A missão da 2: mantém-se: ser um canal alternativo. Há continuidade. Este é o canal do conhecimento e da cultura, que dá espaço a uma programação para públicos específicos, ligado às comunidades religiosas, minorias, crianças e modalidades desportivas amadoras. E é também nossa missão criar condições para que a produção audiovisual nacional independente possa crescer.
Qual é o papel da produtora RTP Meios nesse contexto?
É uma prestadora de serviços que tem meios de realização e transmissão.
E de realização...
Sim, mas muito pouco. Tudo em Família e Causas Comuns eram realizados no espaço da RTP Meios, mas recorrendo a produtoras externas. Ajudar a financiar os projectos de pequenas produtoras é contribuir para uma rede.
E criar essa rede de produtoras é também mais barato para o Canal 2?
Não. Todos os documentários que a 2: ajudou a realizar sobre Jorge de Senna, Agustina Bessa Luís, Júlio Pomar, entre outros, não foram de baixo custo. Foram de justo custo, tendo em conta o valor das pessoas em causa.
O novo modelo do Canal 2 deveria ser mais barato que o anterior...
O orçamento em 2005 foi de 20 milhões de euros e este ano é de 21,2 milhões. Poderá ser acrescido de uma parte da taxa de televisão da EDP que deverá ser cobrada aos consumidores industriais.
Que outras novidades estão previstas?
A seguir às 00h30 vamos ter uma programação para um público muito exigente, com ofertas mais temáticas e que variam semanalmente. Ciclos de features, de reportagens jornalísticas e documentários, de alguma série mais especial.
Público que, a essa hora, está algures nos canais por cabo. Tenciona mudar o perfil do espectador?
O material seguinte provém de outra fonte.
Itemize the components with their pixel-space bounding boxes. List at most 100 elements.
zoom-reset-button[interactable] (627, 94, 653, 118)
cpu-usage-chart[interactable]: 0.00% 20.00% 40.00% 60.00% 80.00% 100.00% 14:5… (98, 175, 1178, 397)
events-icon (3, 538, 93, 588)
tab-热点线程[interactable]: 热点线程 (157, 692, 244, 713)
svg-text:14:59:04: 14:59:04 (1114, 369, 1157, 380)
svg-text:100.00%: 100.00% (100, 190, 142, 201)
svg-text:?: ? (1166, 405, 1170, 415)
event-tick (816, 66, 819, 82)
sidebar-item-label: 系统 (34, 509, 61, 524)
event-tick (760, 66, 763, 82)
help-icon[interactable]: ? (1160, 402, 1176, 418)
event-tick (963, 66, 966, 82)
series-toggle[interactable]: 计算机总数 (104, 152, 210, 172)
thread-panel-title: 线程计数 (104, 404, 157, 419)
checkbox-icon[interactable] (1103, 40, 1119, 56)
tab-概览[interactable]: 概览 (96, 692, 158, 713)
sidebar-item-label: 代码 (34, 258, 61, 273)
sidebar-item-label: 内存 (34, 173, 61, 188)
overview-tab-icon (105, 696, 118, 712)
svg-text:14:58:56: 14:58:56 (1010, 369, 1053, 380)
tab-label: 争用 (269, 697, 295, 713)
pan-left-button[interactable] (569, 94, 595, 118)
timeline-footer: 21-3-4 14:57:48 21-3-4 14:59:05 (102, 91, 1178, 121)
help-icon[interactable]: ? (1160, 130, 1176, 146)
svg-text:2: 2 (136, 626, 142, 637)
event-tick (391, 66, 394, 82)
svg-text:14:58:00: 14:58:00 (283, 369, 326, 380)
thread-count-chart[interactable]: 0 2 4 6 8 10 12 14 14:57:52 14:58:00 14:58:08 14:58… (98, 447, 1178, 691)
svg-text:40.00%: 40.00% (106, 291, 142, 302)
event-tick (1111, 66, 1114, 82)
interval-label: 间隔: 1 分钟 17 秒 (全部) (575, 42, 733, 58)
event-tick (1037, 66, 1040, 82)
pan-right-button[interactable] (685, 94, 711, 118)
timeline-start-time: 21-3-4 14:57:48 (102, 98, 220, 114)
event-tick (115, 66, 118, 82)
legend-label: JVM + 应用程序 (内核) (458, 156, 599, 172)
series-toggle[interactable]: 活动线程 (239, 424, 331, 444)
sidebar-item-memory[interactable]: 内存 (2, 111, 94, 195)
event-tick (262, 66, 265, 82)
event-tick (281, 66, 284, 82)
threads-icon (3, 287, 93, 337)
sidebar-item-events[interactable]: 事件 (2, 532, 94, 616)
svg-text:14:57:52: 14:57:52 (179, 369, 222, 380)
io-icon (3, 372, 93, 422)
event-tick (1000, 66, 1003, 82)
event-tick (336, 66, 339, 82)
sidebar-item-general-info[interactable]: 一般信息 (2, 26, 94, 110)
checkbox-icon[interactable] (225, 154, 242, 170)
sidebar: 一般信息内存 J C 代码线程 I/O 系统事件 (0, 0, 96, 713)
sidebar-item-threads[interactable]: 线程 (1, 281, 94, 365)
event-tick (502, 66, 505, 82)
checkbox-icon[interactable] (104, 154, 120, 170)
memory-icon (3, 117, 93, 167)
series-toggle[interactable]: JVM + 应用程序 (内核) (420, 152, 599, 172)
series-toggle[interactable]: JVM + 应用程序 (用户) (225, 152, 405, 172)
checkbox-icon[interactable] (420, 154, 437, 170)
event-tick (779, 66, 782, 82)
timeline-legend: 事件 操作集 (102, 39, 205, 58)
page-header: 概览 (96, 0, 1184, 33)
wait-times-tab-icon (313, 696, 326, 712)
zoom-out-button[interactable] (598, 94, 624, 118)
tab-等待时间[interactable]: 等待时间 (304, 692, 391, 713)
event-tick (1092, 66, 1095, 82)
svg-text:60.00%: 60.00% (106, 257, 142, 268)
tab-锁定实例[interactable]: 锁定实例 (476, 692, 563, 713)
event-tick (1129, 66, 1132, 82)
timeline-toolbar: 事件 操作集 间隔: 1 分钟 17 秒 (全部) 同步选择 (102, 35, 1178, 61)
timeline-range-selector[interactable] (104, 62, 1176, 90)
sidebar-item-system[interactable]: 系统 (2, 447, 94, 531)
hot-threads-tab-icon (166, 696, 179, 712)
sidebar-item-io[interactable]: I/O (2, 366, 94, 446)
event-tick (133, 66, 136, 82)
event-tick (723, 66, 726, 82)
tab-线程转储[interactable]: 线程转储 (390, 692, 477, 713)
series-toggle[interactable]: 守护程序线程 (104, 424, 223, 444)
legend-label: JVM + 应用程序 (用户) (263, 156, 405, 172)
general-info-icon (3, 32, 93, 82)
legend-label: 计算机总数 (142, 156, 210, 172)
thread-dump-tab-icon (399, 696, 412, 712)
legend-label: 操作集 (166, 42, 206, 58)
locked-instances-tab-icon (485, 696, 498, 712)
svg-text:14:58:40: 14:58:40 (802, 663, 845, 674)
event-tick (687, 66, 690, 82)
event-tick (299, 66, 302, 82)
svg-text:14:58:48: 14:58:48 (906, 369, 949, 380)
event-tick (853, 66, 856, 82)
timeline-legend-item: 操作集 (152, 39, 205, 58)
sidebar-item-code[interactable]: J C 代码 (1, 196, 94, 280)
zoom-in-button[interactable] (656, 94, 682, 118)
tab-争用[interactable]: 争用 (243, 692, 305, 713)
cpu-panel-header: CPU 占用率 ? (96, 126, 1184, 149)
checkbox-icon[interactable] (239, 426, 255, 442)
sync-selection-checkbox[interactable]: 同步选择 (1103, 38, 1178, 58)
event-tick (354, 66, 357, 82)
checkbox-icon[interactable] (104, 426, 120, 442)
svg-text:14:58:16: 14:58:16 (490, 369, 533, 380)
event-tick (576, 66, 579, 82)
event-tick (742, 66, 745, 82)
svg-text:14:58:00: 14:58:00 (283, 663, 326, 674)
A 2: assume claramente que não tem do público televisivo uma visão compacta ou de quanto mais melhor. Programamos em função do que queremos ser como canal alternativo para as mais diferentes faixas etárias. Mas o universo do cabo é muito vasto, dos canais de cinema até ao desporto. Nós com isso não vamos competir.
Que informação jovem haverá depois do fim do Quiosque?
Programar televisão para adolescentes não é um exercício fácil. É um tipo de programação que não se atinge com programas que mantêm uma ambiguidade entre o infantil e o juvenil. Esse era o caso do Quiosque. Apesar do esforço, aquele não era o que queríamos. Não é ainda na Primavera que vamos ter uma resposta para essa pergunta. É uma resposta difícil de dar com coerência e qualidade.